The large language model operation chain device based on the tree structure comprises a hierarchical structure processing module, a context modeling module, a computing resource allocation module and a model parameter storage module, wherein the hierarchical structure processing module is used for decomposing a large-scale language model into a plurality of sub-models and then organizing according to the tree structure; the context modeling module is used for extracting context information from input data and determining a sub-model path to be calculated according to the extracted context information; the computing resource allocation module is used for receiving the sub-model path determined by the context modeling module, computing resource requirements according to the sub-model path, and dynamically allocating computing resources for the computing process; and the model parameter storage module is used for storing parameters of the large language model and sub-model parameters thereof.

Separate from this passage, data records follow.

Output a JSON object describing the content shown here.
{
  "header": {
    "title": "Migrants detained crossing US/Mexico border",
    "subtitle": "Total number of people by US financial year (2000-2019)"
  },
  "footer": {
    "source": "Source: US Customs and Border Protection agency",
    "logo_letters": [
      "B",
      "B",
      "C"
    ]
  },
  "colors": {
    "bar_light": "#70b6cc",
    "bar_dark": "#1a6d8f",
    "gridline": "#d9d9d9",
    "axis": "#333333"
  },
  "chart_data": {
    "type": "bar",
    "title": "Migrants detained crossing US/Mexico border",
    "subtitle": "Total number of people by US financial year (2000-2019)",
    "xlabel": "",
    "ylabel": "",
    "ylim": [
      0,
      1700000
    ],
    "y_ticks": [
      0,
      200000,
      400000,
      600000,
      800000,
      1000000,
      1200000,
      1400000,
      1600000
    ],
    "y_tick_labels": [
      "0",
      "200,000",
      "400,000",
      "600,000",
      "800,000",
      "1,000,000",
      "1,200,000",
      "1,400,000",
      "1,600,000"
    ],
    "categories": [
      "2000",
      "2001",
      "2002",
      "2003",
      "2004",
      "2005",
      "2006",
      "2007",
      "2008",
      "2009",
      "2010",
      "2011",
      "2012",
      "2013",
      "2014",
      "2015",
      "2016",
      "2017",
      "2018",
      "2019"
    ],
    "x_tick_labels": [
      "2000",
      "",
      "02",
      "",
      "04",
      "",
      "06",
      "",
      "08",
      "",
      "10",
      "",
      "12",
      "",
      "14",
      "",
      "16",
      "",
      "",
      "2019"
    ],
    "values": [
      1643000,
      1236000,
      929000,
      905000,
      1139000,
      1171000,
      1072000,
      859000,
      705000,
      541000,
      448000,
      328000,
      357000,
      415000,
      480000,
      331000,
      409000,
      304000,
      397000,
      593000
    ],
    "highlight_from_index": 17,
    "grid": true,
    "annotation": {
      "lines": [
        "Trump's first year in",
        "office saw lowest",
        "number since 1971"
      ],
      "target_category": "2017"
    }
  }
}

Further, in the hierarchical structure processing module, each node of the tree structure corresponds to one sub-model, and the connection between each node represents the association between the sub-models.
Further, in the context modeling module, the calculation amount is reduced by using the constraint of the context information, and the irrelevant nodes are filtered.
Further, in the model parameter storage module, model parameters are updated through a training process and used for calculating an output result in an reasoning process.
The invention also provides a large language model operation chain method based on the tree structure, which comprises the following steps: (1) Firstly, input data is sent to a context modeling module, context information is extracted, and a sub-model path required to be calculated is determined; (2) The computing resource allocation module dynamically allocates computing resources according to the path computing resource requirements of the sub-models, and realizes parallel computing among the sub-models; (3) The input data and the calculation resource allocation result are transmitted to a hierarchical structure processing module, the hierarchical structure processing module is utilized to decompose the large-scale language model into a plurality of sub-models, the sub-models are organized according to a tree structure, and then efficient operation is carried out on paths of the sub-models; (4) And after the calculation is completed, processing the calculation result to form a prediction output result.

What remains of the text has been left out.